飛行機はゆっくりと、定められた航路の右へと逸れ始めた。最初は数キロ、時間が経つにつれ数十、数百キロ。この逸脱は急激ではなかった。気づけないほど緩やかで、着実だった。そしてその緩やかさこそが、この悲劇のもっとも残酷な部分だった。操縦席には、何かが間違っていると告げる信号が一つもなかった。

数時間後、007便は太平洋航路から500キロ以上逸れ、ソ連のカムチャツカ半島上空を通過していた。ソ連が戦略兵器を配備した、地球でもっとも敏感な空域の一つだった。そして007便はそこを過ぎ、サハリン上空へと入っていった。

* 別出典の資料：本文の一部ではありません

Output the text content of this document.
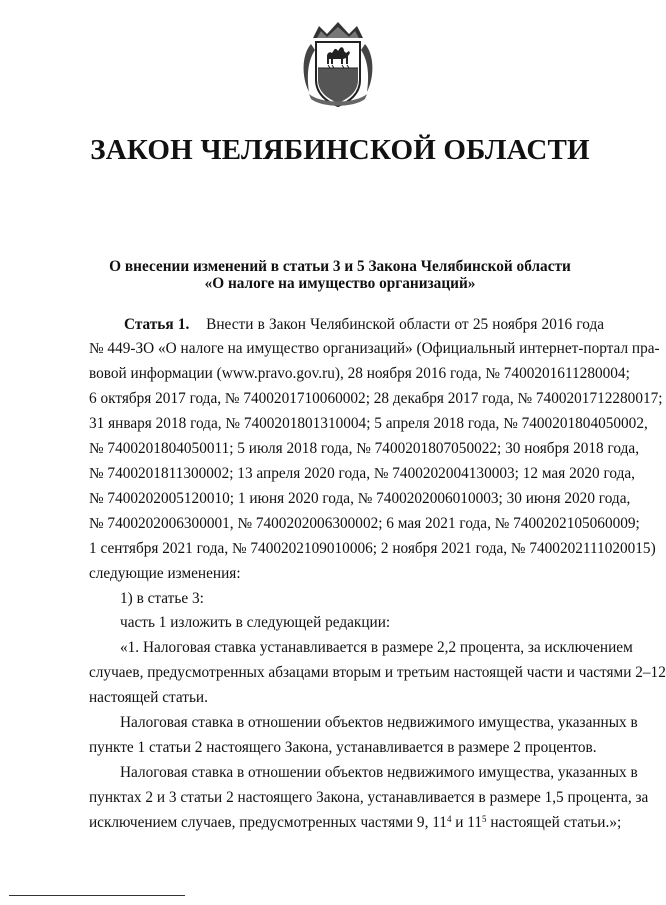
ЗАКОН ЧЕЛЯБИНСКОЙ ОБЛАСТИ
О внесении изменений в статьи 3 и 5 Закона Челябинской области
«О налоге на имущество организаций»
Статья 1. Внести в Закон Челябинской области от 25 ноября 2016 года
№ 449-ЗО «О налоге на имущество организаций» (Официальный интернет-портал пра-
вовой информации (www.pravo.gov.ru), 28 ноября 2016 года, № 7400201611280004;
6 октября 2017 года, № 7400201710060002; 28 декабря 2017 года, № 7400201712280017;
31 января 2018 года, № 7400201801310004; 5 апреля 2018 года, № 7400201804050002,
№ 7400201804050011; 5 июля 2018 года, № 7400201807050022; 30 ноября 2018 года,
№ 7400201811300002; 13 апреля 2020 года, № 7400202004130003; 12 мая 2020 года,
№ 7400202005120010; 1 июня 2020 года, № 7400202006010003; 30 июня 2020 года,
№ 7400202006300001, № 7400202006300002; 6 мая 2021 года, № 7400202105060009;
1 сентября 2021 года, № 7400202109010006; 2 ноября 2021 года, № 7400202111020015)
следующие изменения:
1) в статье 3:
часть 1 изложить в следующей редакции:
«1. Налоговая ставка устанавливается в размере 2,2 процента, за исключением
случаев, предусмотренных абзацами вторым и третьим настоящей части и частями 2–12
настоящей статьи.
Налоговая ставка в отношении объектов недвижимого имущества, указанных в
пункте 1 статьи 2 настоящего Закона, устанавливается в размере 2 процентов.
Налоговая ставка в отношении объектов недвижимого имущества, указанных в
пунктах 2 и 3 статьи 2 настоящего Закона, устанавливается в размере 1,5 процента, за
исключением случаев, предусмотренных частями 9, $11^4$ и $11^5$ настоящей статьи.»;
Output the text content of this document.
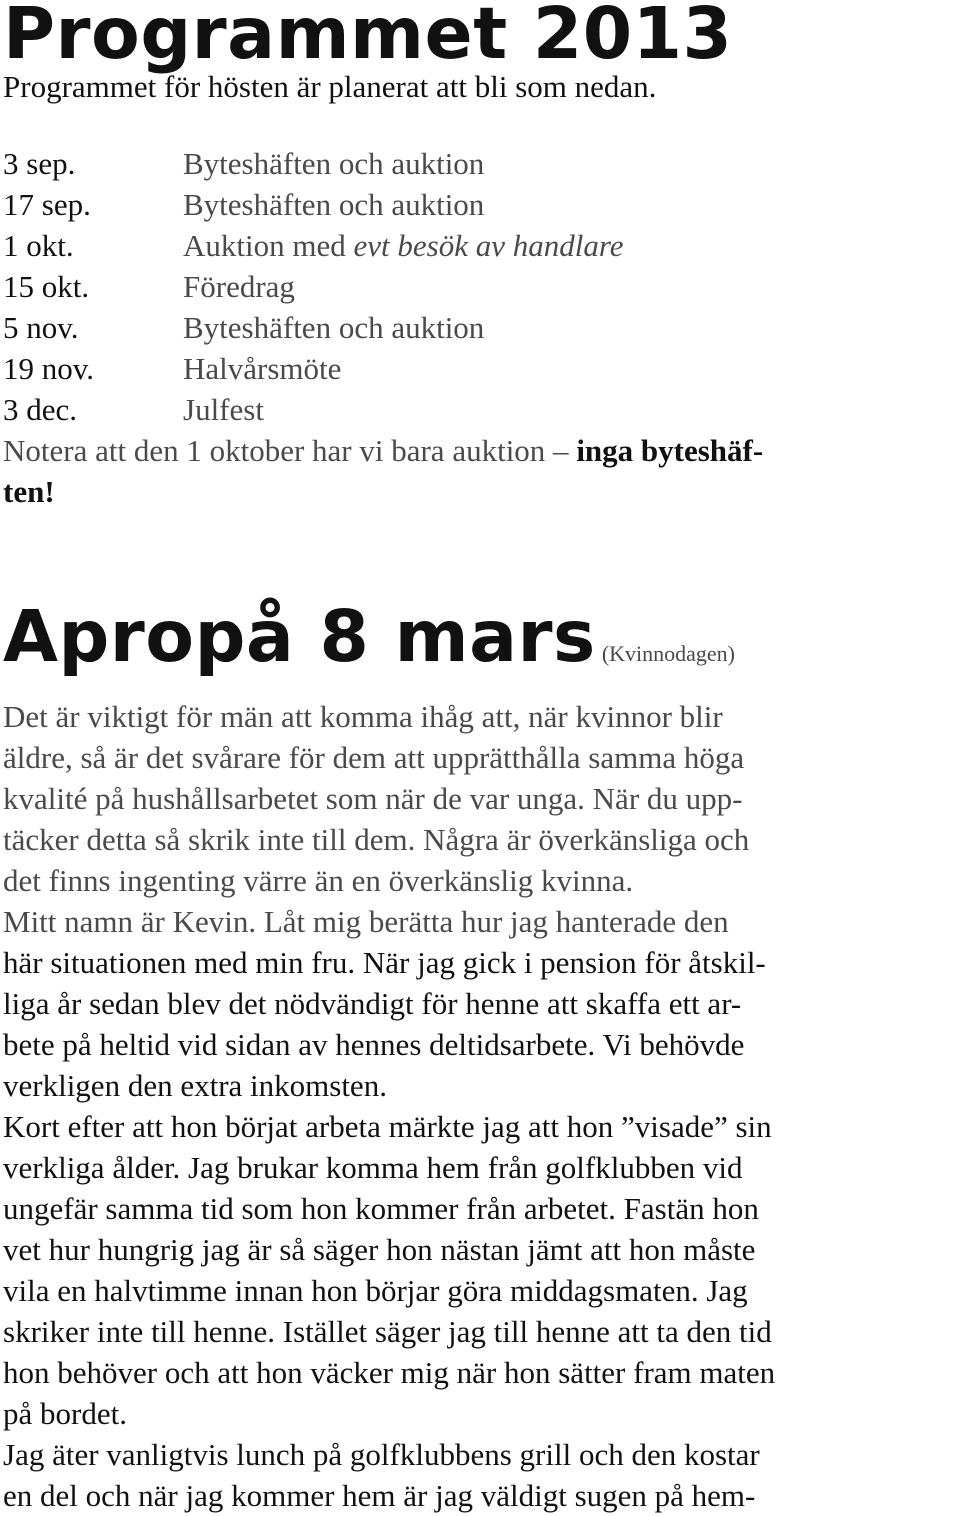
Programmet 2013

Programmet för hösten är planerat att bli som nedan.

3 sep.	Byteshäften och auktion
17 sep.	Byteshäften och auktion
1 okt.	Auktion med evt besök av handlare
15 okt.	Föredrag
5 nov.	Byteshäften och auktion
19 nov.	Halvårsmöte
3 dec.	Julfest

Notera att den 1 oktober har vi bara auktion – inga byteshäf-
ten!

Apropå 8 mars (Kvinnodagen)
Det är viktigt för män att komma ihåg att, när kvinnor blir
äldre, så är det svårare för dem att upprätthålla samma höga
kvalité på hushållsarbetet som när de var unga. När du upp-
täcker detta så skrik inte till dem. Några är överkänsliga och
det finns ingenting värre än en överkänslig kvinna.
Mitt namn är Kevin. Låt mig berätta hur jag hanterade den
här situationen med min fru. När jag gick i pension för åtskil-
liga år sedan blev det nödvändigt för henne att skaffa ett ar-
bete på heltid vid sidan av hennes deltidsarbete. Vi behövde
verkligen den extra inkomsten.
Kort efter att hon börjat arbeta märkte jag att hon ”visade” sin
verkliga ålder. Jag brukar komma hem från golfklubben vid
ungefär samma tid som hon kommer från arbetet. Fastän hon
vet hur hungrig jag är så säger hon nästan jämt att hon måste
vila en halvtimme innan hon börjar göra middagsmaten. Jag
skriker inte till henne. Istället säger jag till henne att ta den tid
hon behöver och att hon väcker mig när hon sätter fram maten
på bordet.
Jag äter vanligtvis lunch på golfklubbens grill och den kostar
en del och när jag kommer hem är jag väldigt sugen på hem-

夜の防空レーダースコープの緑色のスイープ線が円を描いて回るクローズアップ、記号や文字はない(AI生成画像)
夜の防空レーダースコープの緑色のスイープ線が円を描いて回るクローズアップ、記号や文字はない(AI生成画像)

致命的な航法ミス——なぜ航路を外れたのか

まず答えねばならない問いはこれだ。どうして現代の旅客機が、定められた航路から500キロも外れ、敵国の空域に入り込むことができたのか。

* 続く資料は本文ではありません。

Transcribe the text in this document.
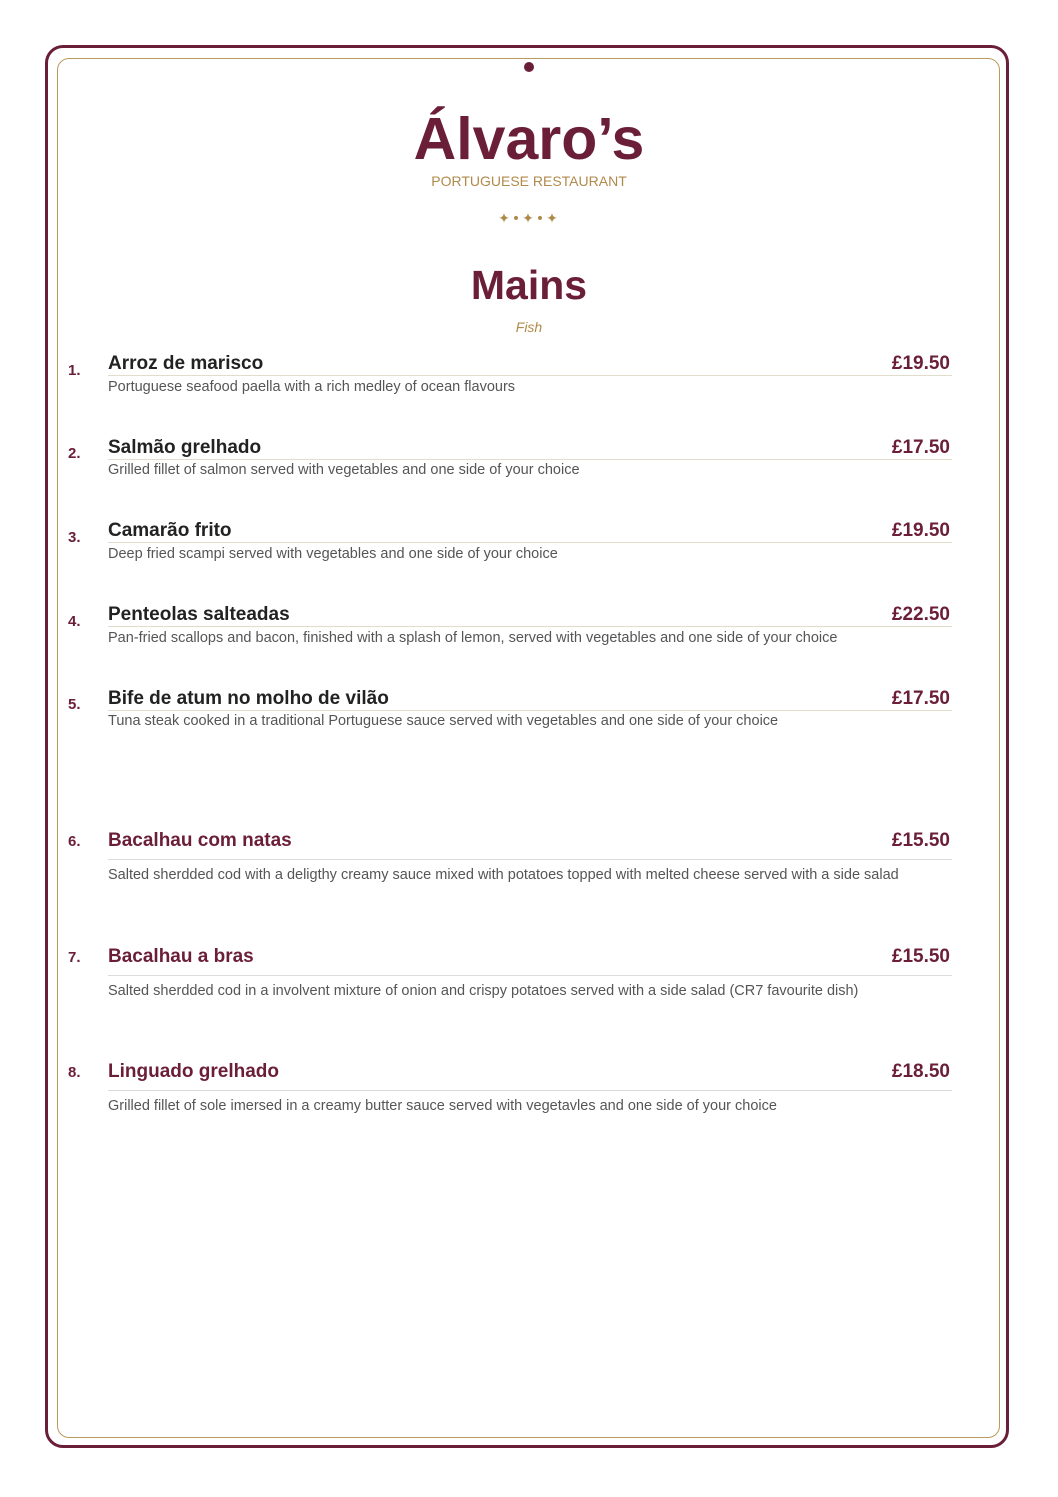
Álvaro’s
PORTUGUESE RESTAURANT
✦•✦•✦
Mains
Fish
1. Arroz de marisco	£19.50
Portuguese seafood paella with a rich medley of ocean flavours
2. Salmão grelhado	£17.50
Grilled fillet of salmon served with vegetables and one side of your choice
3. Camarão frito	£19.50
Deep fried scampi served with vegetables and one side of your choice
4. Penteolas salteadas	£22.50
Pan-fried scallops and bacon, finished with a splash of lemon, served with vegetables and one side of your choice
5. Bife de atum no molho de vilão	£17.50
Tuna steak cooked in a traditional Portuguese sauce served with vegetables and one side of your choice
6. Bacalhau com natas	£15.50
Salted sherdded cod with a deligthy creamy sauce mixed with potatoes topped with melted cheese served with a side salad
7. Bacalhau a bras	£15.50
Salted sherdded cod in a involvent mixture of onion and crispy potatoes served with a side salad (CR7 favourite dish)
8. Linguado grelhado	£18.50
Grilled fillet of sole imersed in a creamy butter sauce served with vegetavles and one side of your choice
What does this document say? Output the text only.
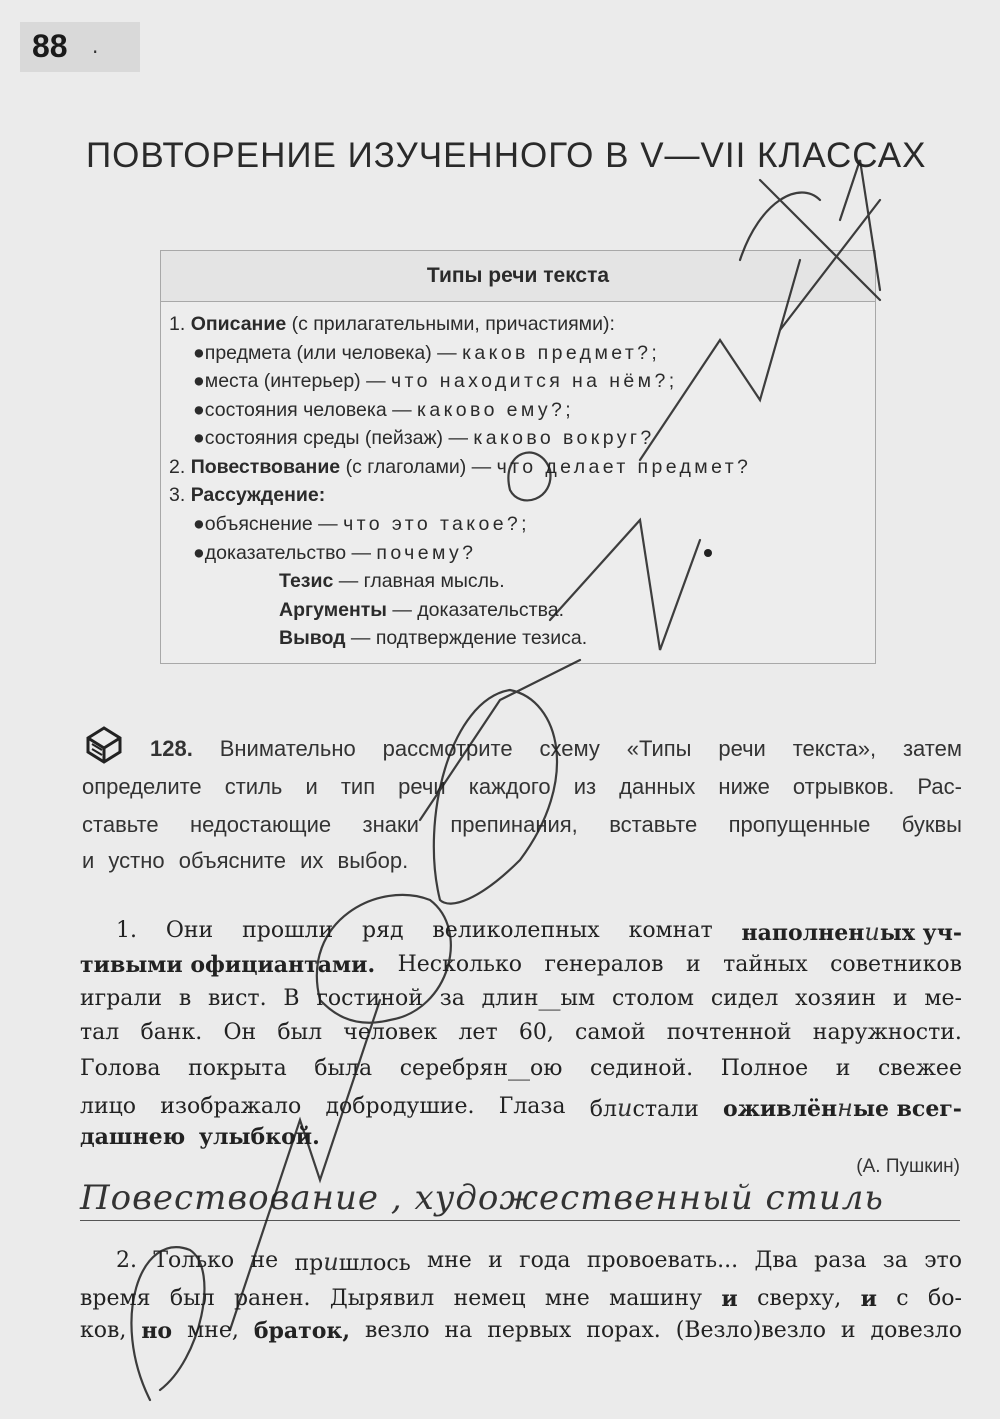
88 ·
ПОВТОРЕНИЕ ИЗУЧЕННОГО В V—VII КЛАССАХ
Типы речи текста
1. Описание (с прилагательными, причастиями):
●предмета (или человека) — каков предмет?;
●места (интерьер) — что находится на нём?;
●состояния человека — каково ему?;
●состояния среды (пейзаж) — каково вокруг?
2. Повествование (с глаголами) — что делает предмет?
3. Рассуждение:
●объяснение — что это такое?;
●доказательство — почему?
Тезис — главная мысль.
Аргументы — доказательства.
Вывод — подтверждение тезиса.
128. Внимательно рассмотрите схему «Типы речи текста», затем
определите стиль и тип речи каждого из данных ниже отрывков. Рас-
ставьте недостающие знаки препинания, вставьте пропущенные буквы
и устно объясните их выбор.
1. Они прошли ряд великолепных комнат наполнениых уч-
тивыми официантами. Несколько генералов и тайных советников
играли в вист. В гостиной за длин__ым столом сидел хозяин и ме-
тал банк. Он был человек лет 60, самой почтенной наружности.
Голова покрыта была серебрян__ою сединой. Полное и свежее
лицо изображало добродушие. Глаза блистали оживлённые всег-
дашнею улыбкой.
(А. Пушкин)
Повествование , художественный стиль
2. Только не пришлось мне и года провоевать... Два раза за это
время был ранен. Дырявил немец мне машину и сверху, и с бо-
ков, но мне, браток, везло на первых порах. (Везло)везло и довезло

当時の007便のような大型機は、慣性航法装置、すなわちINS(Inertial Navigation System)で航路を飛んだ。操縦士が出発前に経由点の座標を入力しておけば、装置が飛行機の動きを自ら計算し、その航路を正確に辿る。GPSのなかった時代、大洋を渡るもっとも信頼された方法だった。

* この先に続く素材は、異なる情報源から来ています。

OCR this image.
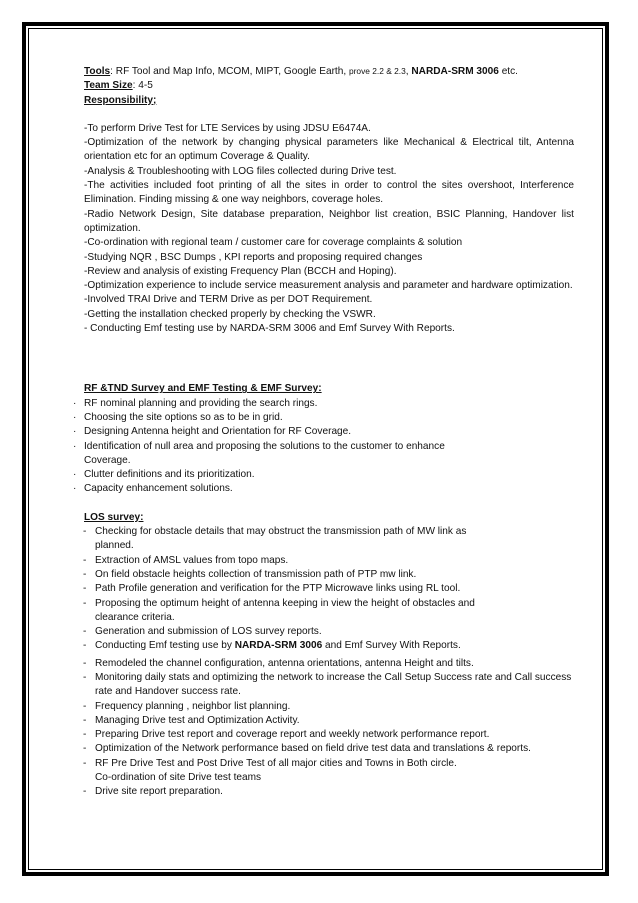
Tools: RF Tool and Map Info, MCOM, MIPT, Google Earth, prove 2.2 & 2.3, NARDA-SRM 3006 etc.

Team Size: 4-5

Responsibility;

-To perform Drive Test for LTE Services by using JDSU E6474A.

-Optimization of the network by changing physical parameters like Mechanical & Electrical tilt, Antenna orientation etc for an optimum Coverage & Quality.

-Analysis & Troubleshooting with LOG files collected during Drive test.

-The activities included foot printing of all the sites in order to control the sites overshoot, Interference Elimination. Finding missing & one way neighbors, coverage holes.

-Radio Network Design, Site database preparation, Neighbor list creation, BSIC Planning, Handover list optimization.

-Co-ordination with regional team / customer care for coverage complaints & solution

-Studying NQR , BSC Dumps , KPI reports and proposing required changes

-Review and analysis of existing Frequency Plan (BCCH and Hoping).

-Optimization experience to include service measurement analysis and parameter and hardware optimization.

-Involved TRAI Drive and TERM Drive as per DOT Requirement.

-Getting the installation checked properly by checking the VSWR.

- Conducting Emf testing use by NARDA-SRM 3006 and Emf Survey With Reports.

RF &TND Survey and EMF Testing & EMF Survey:

· RF nominal planning and providing the search rings.
· Choosing the site options so as to be in grid.
· Designing Antenna height and Orientation for RF Coverage.
· Identification of null area and proposing the solutions to the customer to enhance Coverage.
· Clutter definitions and its prioritization.
· Capacity enhancement solutions.

LOS survey:

- Checking for obstacle details that may obstruct the transmission path of MW link as planned.
- Extraction of AMSL values from topo maps.
- On field obstacle heights collection of transmission path of PTP mw link.
- Path Profile generation and verification for the PTP Microwave links using RL tool.
- Proposing the optimum height of antenna keeping in view the height of obstacles and clearance criteria.
- Generation and submission of LOS survey reports.
- Conducting Emf testing use by NARDA-SRM 3006 and Emf Survey With Reports.
- Remodeled the channel configuration, antenna orientations, antenna Height and tilts.
- Monitoring daily stats and optimizing the network to increase the Call Setup Success rate and Call success rate and Handover success rate.
- Frequency planning , neighbor list planning.
- Managing Drive test and Optimization Activity.
- Preparing Drive test report and coverage report and weekly network performance report.
- Optimization of the Network performance based on field drive test data and translations & reports.
- RF Pre Drive Test and Post Drive Test of all major cities and Towns in Both circle.
Co-ordination of site Drive test teams
- Drive site report preparation.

もっとも広く受け入れられている説明はこうだ。アンカレッジ離陸後、自動操縦装置がINSの航路を捉えられないまま、「ヘディング(HEADING)モード」にとどまっていたというのである。ヘディングモードは、INSが計算した航路に従う代わりに、ただ固定された方位を保つ。アンカレッジを発つときに設定されたその方位は、地球が丸いために、時間が経つほど定められた航路からますます開いていった。飛行機は命じられたとおりまっすぐ飛んだ——ただ、そのまっすぐな線が、航路ではなくソ連を指していただけだ。

操縦士たちは、この逸脱を最後まで気づかなかったと見られる。のちに公開された操縦室の記録は、彼らが最後の瞬間まで自分たちが航路上にいると信じていたことを示している。彼らは怠慢でも無謀でもなかった。ただ、彼らに真実を告げるものが操縦席のなかに何一つなかったのだ。これがこの事件の第一の残酷さである。269人を死へ連れて行ったミスは、爆発でも火災でもない、作動のしかたをめぐる静かな誤解一つだった。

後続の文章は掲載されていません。